Lets dive into how it works. As our example JSON data we'll be using the list of IP addresses for AWS services that is published at: ip-ranges.amazonaws.com/ip-ranges.json
Here is a sample from the head of the ip-ranges.json
file:
{
"syncToken": "1563369545",
"createDate": "2019-07-17-13-19-05",
"prefixes": [
{
"ip_prefix": "18.208.0.0/13",
"region": "us-east-1",
"service": "AMAZON"
},
{
"ip_prefix": "52.95.245.0/24",
"region": "us-east-1",
"service": "AMAZON"
},
One of the simplest things we can do with jq
is access a property
using the dot .
operator. Lets get the creation date of the file:
jq .createDate ip-ranges.json
Another handy feature is that .
pretty prints it's output, and can
be used alone to prettify a JSON file.
Lets try something more fun, and more "query"-like, lets create a list of all AWS regions:
jq '[.prefixes[].region, .ipv6_prefixes[].region] | unique' ip-ranges.json
Lets break that down. The .prefixes
makes sense, that is another property
access like in the first sample. `.prefixes` is an array of objects, which we
then iterate over with []
which should remind one of JSON's own array
syntax. For each object in the array we then pull out the .region
key. Then
things get cooler. We have two arrays that we would like to combine, which can
be done with the comma ,
operator. We then end up with a list, which can be
converted back into an array by surrounding the entire query with another []
.
Notice the placement of the single quotes in the statement above, we are
not taking the output of jq
and then using a unix pipe to sent it
to uniq
, rather jq
includes a built in idea of pipes,
and many useful functions.
Here we are piping our 2,233 line array — cough
jq '[.prefixes[].region, .ipv6_prefixes[].region] | length' ip-ranges.json
— to jq's unique
returning a sorted list of regions.
Lets do one more: what are all the current ipv4 addresses, for EC2 in us-west-2?

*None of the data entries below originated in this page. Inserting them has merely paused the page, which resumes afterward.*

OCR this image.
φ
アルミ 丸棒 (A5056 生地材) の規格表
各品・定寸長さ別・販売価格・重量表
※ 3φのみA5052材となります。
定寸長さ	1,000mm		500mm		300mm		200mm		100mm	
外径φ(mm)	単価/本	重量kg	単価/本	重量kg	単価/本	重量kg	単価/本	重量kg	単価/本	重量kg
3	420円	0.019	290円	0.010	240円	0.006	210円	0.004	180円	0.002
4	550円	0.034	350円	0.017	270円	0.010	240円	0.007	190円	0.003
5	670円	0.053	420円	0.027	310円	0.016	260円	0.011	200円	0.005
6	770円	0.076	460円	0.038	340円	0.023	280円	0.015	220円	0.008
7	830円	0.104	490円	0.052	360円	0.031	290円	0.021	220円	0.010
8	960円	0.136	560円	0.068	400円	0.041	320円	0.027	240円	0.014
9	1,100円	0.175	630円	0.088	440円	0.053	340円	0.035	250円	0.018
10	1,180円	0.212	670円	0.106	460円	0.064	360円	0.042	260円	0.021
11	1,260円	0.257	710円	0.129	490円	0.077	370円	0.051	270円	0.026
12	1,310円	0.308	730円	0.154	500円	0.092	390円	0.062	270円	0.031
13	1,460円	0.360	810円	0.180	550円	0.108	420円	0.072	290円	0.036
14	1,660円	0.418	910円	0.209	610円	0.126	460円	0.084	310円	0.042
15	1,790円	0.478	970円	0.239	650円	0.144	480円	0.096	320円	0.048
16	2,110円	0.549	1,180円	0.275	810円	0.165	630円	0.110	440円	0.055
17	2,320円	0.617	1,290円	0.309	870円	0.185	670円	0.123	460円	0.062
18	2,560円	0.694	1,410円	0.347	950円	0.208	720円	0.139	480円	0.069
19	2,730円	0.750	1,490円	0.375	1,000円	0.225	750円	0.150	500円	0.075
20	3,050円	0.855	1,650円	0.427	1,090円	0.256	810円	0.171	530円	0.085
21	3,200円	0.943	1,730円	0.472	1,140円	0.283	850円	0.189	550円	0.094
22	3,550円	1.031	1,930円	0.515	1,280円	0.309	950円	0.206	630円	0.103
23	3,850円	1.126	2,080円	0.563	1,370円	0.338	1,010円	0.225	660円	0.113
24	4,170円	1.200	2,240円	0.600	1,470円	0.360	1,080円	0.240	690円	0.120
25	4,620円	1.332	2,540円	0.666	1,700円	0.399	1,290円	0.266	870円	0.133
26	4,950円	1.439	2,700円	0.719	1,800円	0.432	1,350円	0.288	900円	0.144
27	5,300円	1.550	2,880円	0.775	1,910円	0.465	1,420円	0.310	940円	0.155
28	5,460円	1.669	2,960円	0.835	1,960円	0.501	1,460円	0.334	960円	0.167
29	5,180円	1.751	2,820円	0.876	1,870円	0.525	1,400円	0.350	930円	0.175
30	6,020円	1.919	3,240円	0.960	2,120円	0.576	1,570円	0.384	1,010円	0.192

jq '.prefixes[] | select(.service=="EC2" and .region=="us-west-2") \
| .ip_prefix' ip-ranges.json
I'll leave interpreting it as an exercise for the reader.
jq is really pretty awesome, but as usual, there is more than one
way to do it. If jq
isn't quite your cup of tea, then there is an
entire set of related tools:
- fx Run arbitrary JavaScript on JSON input. Standalone binaries available.
- gron Convert JSON to and from flat, greppable lists of "path=value" statements.
- jid Explore JSON interactively with filtering queries like jq.
- jj Query and modify values in JSON or JSON lines with a key path.
- jl Query and manipulate JSON using a tiny functional language.
- jp (jmespath) JMESPath
- jshon Create and manipulate JSON using getopt-style command-line options.
- json2 Convert JSON to and from flat, greppable lists of "path=value" statements.
- jsonaxe Create and manipulate JSON with a Python-based DSL. Inspired by jq.
- json Run arbitrary JavaScript on JSON input.
- json-table Convert nested JSON into CSV or TSV for processing in the shell.
- json.tool Python 3 docs Validate and pretty-print JSON. This module is part of the standard library of Python 2/3 and is likely to be available wherever Python is installed.
- lobar Explore JSON
interactively or process it in batch with a wrapper for
lodash.chain()
. An alternative to jq with a JavaScript syntax. - ramda-cli Manipulate JSON with the Ramda functional library, and either LiveScript or JavaScript syntax.
- RecordStream Create, manipulate, and output a stream of records, or JSON objects. Can retrieve records from an SQL database, MongoDB, Atom feeds, XML, and other sources.
- rq Create and manipulate JSON with a DSL inspired by Rust, C and JavaScript. Similar to jq. Supports JSON, YAML and TOML as well as binary formats like Apache Avro and MessagePack.